To determine the impact of methicillin-resistant Staphylococcus aureus and vancomycin-resistant Enterococcus (MRSA/VRE) designations, or flags, on selected hospital operational outcomes.
Retrospective cohort study of inpatients admitted to the Massachusetts General Hospital during 2010–2011.
Operational outcomes were time to bed arrival, acuity-unrelated within-hospital transfers, and length of stay. Covariates considered included demographic and clinical characteristics: age, gender, severity of illness on admission, admit day of week, residence prior to admission, hospitalization within the prior 30 days, clinical service, and discharge destination.

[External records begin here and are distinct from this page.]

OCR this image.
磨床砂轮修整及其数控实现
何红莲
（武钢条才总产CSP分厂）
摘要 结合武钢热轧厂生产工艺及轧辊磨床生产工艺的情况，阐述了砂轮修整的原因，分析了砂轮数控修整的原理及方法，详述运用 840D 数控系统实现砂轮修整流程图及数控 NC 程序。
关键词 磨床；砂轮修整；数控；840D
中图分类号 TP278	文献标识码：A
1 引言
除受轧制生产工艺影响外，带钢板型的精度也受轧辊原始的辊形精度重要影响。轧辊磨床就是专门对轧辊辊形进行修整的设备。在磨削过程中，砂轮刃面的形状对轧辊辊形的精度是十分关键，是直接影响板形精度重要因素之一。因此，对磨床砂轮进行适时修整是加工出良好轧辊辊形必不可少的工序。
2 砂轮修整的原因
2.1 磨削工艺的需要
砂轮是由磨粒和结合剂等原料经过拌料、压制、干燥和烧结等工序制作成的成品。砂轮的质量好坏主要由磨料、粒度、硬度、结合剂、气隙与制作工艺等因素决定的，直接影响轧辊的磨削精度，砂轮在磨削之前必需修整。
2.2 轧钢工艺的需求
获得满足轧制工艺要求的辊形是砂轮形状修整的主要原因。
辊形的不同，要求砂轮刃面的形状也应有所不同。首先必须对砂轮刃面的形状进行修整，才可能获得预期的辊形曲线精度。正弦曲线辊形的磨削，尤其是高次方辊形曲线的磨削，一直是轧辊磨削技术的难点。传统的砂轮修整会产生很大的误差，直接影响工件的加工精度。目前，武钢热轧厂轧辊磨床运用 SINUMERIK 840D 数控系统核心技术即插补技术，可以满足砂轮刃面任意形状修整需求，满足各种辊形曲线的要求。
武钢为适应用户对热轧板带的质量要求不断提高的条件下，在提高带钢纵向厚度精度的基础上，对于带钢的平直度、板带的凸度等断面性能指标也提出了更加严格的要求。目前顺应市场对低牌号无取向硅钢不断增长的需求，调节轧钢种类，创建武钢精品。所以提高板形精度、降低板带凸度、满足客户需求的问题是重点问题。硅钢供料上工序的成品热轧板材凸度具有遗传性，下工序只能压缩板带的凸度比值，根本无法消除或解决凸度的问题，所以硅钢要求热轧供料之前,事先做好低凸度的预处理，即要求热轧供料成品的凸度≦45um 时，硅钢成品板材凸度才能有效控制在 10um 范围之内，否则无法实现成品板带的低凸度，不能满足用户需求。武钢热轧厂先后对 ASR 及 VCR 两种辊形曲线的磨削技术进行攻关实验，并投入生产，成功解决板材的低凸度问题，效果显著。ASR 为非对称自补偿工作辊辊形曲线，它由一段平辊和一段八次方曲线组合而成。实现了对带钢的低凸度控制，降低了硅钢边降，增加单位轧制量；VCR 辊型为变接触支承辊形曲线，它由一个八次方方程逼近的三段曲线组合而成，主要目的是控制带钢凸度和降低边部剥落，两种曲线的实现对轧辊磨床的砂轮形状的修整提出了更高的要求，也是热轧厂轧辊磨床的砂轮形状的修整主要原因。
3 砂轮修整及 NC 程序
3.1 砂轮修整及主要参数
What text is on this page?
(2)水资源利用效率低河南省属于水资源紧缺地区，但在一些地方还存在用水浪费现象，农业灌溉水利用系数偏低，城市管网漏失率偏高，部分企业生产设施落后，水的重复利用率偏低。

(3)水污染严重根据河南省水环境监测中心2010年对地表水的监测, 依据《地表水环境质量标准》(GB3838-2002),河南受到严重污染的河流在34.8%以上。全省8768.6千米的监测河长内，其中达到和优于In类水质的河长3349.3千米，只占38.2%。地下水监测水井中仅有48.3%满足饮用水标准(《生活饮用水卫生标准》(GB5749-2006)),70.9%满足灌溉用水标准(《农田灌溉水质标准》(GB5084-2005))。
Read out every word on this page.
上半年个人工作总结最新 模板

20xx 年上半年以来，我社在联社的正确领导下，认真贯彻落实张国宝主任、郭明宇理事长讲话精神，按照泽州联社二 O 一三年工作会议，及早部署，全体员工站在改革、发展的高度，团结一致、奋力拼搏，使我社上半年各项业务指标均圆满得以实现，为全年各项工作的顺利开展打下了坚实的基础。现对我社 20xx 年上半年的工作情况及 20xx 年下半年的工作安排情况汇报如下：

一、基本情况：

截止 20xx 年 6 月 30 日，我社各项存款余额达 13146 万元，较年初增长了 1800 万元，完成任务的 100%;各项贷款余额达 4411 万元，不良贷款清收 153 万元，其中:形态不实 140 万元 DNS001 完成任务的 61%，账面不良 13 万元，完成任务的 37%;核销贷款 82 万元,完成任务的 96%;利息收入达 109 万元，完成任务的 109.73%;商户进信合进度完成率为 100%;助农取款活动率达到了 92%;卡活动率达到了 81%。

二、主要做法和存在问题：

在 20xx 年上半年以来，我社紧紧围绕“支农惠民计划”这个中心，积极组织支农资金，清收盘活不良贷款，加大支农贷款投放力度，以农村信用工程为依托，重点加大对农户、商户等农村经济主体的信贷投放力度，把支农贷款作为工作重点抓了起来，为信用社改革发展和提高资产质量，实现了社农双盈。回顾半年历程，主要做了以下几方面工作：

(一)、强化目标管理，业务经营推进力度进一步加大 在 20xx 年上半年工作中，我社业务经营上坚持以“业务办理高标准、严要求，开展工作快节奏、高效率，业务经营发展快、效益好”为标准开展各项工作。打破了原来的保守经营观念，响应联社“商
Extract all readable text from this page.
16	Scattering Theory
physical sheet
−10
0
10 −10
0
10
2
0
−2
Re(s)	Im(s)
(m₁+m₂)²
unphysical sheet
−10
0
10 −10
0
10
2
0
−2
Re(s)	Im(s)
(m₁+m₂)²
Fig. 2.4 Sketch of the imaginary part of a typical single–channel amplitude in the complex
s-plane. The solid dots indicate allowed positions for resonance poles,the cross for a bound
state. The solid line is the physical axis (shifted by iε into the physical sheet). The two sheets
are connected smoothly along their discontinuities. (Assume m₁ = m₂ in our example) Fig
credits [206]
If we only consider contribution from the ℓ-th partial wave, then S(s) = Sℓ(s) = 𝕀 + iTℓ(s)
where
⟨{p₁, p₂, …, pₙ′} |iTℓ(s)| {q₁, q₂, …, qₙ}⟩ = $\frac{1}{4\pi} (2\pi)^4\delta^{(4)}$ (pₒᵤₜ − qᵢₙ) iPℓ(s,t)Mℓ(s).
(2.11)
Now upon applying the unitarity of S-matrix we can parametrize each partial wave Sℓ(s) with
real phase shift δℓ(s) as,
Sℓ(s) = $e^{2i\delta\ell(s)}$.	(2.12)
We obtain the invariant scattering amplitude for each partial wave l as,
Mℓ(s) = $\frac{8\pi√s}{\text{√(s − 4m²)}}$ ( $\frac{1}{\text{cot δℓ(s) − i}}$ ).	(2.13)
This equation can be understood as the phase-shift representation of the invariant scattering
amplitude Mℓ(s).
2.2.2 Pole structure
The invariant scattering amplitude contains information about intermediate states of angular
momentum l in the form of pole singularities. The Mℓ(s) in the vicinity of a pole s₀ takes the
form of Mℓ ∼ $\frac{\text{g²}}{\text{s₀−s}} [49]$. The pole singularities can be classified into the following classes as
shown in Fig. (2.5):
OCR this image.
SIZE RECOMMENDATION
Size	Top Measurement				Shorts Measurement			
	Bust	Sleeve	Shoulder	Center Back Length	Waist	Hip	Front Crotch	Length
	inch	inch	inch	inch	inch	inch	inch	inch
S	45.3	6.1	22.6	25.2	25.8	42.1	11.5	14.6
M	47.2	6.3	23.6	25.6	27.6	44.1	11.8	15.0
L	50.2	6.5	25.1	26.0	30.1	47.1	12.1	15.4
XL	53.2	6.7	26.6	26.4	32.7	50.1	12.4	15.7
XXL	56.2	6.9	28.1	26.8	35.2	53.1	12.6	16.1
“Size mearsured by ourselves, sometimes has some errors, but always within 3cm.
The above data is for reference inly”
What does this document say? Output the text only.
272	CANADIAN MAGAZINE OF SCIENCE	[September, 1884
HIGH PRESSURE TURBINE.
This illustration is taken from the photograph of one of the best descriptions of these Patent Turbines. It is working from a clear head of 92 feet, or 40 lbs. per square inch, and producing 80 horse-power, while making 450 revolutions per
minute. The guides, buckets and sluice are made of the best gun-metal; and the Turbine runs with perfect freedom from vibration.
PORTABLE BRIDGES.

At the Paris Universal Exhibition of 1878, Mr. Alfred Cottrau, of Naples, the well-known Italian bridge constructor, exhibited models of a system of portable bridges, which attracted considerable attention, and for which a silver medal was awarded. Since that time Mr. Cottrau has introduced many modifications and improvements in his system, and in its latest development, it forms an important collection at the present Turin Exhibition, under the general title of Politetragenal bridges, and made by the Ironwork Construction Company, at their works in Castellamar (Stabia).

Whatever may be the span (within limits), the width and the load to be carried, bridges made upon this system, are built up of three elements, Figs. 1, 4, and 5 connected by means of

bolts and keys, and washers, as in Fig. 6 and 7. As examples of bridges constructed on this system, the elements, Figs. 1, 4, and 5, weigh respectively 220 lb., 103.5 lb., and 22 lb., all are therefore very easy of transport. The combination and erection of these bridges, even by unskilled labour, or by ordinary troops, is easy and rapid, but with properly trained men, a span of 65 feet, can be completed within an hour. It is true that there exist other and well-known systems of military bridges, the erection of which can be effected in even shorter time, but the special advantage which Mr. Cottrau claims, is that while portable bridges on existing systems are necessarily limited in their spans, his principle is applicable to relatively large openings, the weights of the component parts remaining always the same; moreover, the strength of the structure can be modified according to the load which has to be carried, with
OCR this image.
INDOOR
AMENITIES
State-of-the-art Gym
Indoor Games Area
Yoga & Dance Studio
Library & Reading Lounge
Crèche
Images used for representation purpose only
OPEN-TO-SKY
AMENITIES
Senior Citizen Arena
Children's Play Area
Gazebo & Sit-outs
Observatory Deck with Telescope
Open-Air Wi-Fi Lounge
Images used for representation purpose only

Overall, 81,288 admissions were included. After adjusting for covariates, patients with a MRSA/VRE flag at the time of admission experienced a mean delay in time to bed arrival of 1.03 hours (9.63 hours [95% CI, 9.39–9.88] vs 8.60 hours [95% CI, 8.47–8.73]). These patients had 1.19 times the odds of experiencing an acuity-unrelated within-hospital transfer [95% CI, 1.13–1.26] and a mean length of stay 1.76 days longer (7.03 days [95% CI, 6.82–7.24] vs 5.27 days [95% CI, 5.15–5.38]) than patients with no MRSA/VRE flag.
MRSA/VRE designation was associated with delays in time to bed arrival, increased likelihood of acuity-unrelated within-hospital transfers and extended length of stay. Efforts to identify patients who have cleared MRSA/VRE colonization are critically important to mitigate inefficient use of resources and to improve inpatient flow.